From: Stefano Brivio <sbrivio@redhat.com>
To: David Gibson <david@gibson.dropbear.id.au>
Cc: passt-dev@passt.top
Subject: Re: [PATCH v3 4/4] fwd: Direct inbound spliced forwards to the guest's external address
Date: Thu, 17 Oct 2024 10:31:22 +0200 [thread overview]
Message-ID: <20241017103122.29b1afb0@elisabeth> (raw)
In-Reply-To: <ZxBmPgKI5liJTRaS@zatzit.fritz.box>
On Thu, 17 Oct 2024 12:19:58 +1100
David Gibson <david@gibson.dropbear.id.au> wrote:
> On Wed, Oct 16, 2024 at 05:26:48PM +0200, Stefano Brivio wrote:
> > On Wed, 16 Oct 2024 19:39:40 +1100
> > David Gibson <david@gibson.dropbear.id.au> wrote:
> >
> > > On Wed, Oct 16, 2024 at 04:46:52PM +1100, David Gibson wrote:
> > > > On Wed, Oct 16, 2024 at 02:15:19PM +1100, David Gibson wrote:
> > > > > On Thu, Oct 10, 2024 at 04:57:32PM +1100, David Gibson wrote:
> > > > > > On Wed, Oct 09, 2024 at 10:44:33PM +0200, Stefano Brivio wrote:
> > > > > > > On Wed, 9 Oct 2024 15:07:21 +0200
> > > > > > > Stefano Brivio <sbrivio@redhat.com> wrote:
> > > > > [snip]
> > > > > > > > > @@ -447,20 +447,35 @@ uint8_t fwd_nat_from_host(const struct ctx *c, uint8_t proto,
> > > > > > > > > (proto == IPPROTO_TCP || proto == IPPROTO_UDP)) {
> > > > > > > > > /* spliceable */
> > > > > > > > >
> > > > > > > > > - /* Preserve the specific loopback adddress used, but let the
> > > > > > > > > - * kernel pick a source port on the target side
> > > > > > > > > + /* The traffic will go over the guest's 'lo' interface, but by
> > > > > > > > > + * default use its external address, so we don't inadvertently
> > > > > > > > > + * expose services that listen only on the guest's loopback
> > > > > > > > > + * address.
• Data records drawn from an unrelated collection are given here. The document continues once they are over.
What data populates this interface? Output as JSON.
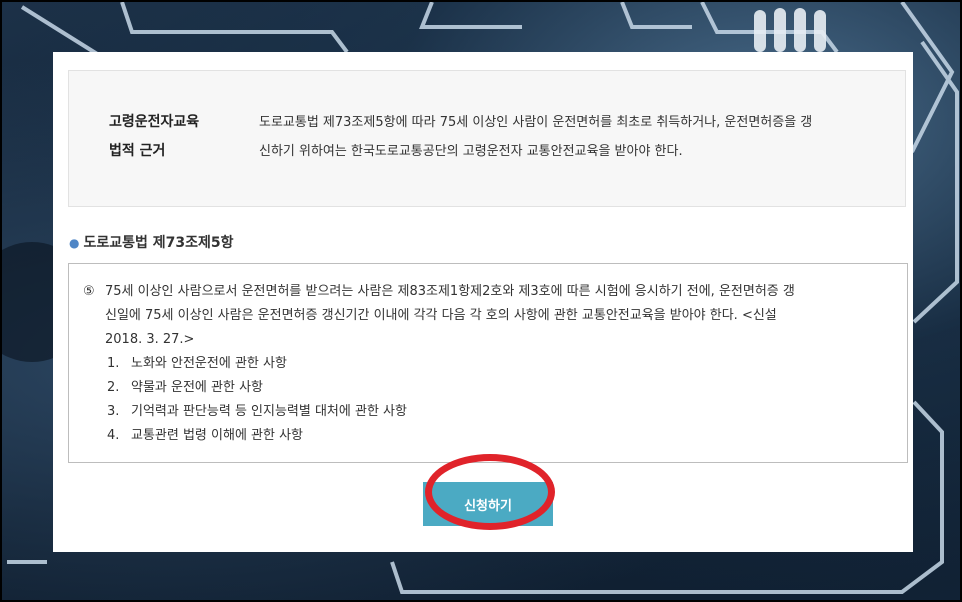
{
  "info": {
    "title_line1": "고령운전자교육",
    "title_line2": "법적 근거",
    "desc_line1": "도로교통법 제73조제5항에 따라 75세 이상인 사람이 운전면허를 최초로 취득하거나, 운전면허증을 갱",
    "desc_line2": "신하기 위하여는 한국도로교통공단의 고령운전자 교통안전교육을 받아야 한다."
  },
  "section": {
    "title": "도로교통법 제73조제5항"
  },
  "law": {
    "para_num": "⑤",
    "para_line1": "75세 이상인 사람으로서 운전면허를 받으려는 사람은 제83조제1항제2호와 제3호에 따른 시험에 응시하기 전에, 운전면허증 갱",
    "para_line2": "신일에 75세 이상인 사람은 운전면허증 갱신기간 이내에 각각 다음 각 호의 사항에 관한 교통안전교육을 받아야 한다. <신설",
    "para_line3": "2018. 3. 27.>",
    "items": [
      {
        "num": "1.",
        "text": "노화와 안전운전에 관한 사항"
      },
      {
        "num": "2.",
        "text": "약물과 운전에 관한 사항"
      },
      {
        "num": "3.",
        "text": "기억력과 판단능력 등 인지능력별 대처에 관한 사항"
      },
      {
        "num": "4.",
        "text": "교통관련 법령 이해에 관한 사항"
      }
    ]
  },
  "button": {
    "apply_label": "신청하기"
  },
  "colors": {
    "button_bg": "#4baac3",
    "highlight_ellipse": "#e0232a",
    "bullet": "#4f86c6"
  }
}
That can be overridden by --host-lo-to-ns-lo which
> > > > > > > > > + * will instead forward to the loopback address in the guest.
> > > > > > > > > + *
> > > > > > > > > + * In either case, let the kernel pick the source address to
> > > > > > > > > + * match.
> > > > > > > > > */
> > > > > > > > > - tgt->oaddr = ini->eaddr;
> > > > > > > > > + if (inany_v4(&ini->eaddr)) {
> > > > > > > > > + if (c->host_lo_to_ns_lo)
> > > > > > > > > + tgt->eaddr = inany_loopback4;
> > > > > > > > > + else
> > > > > > > > > + tgt->eaddr = inany_from_v4(c->ip4.addr_seen);
> > > > > > > > > + tgt->oaddr = inany_any4;
> > > > > > > > > + } else {
> > > > > > > > > + if (c->host_lo_to_ns_lo)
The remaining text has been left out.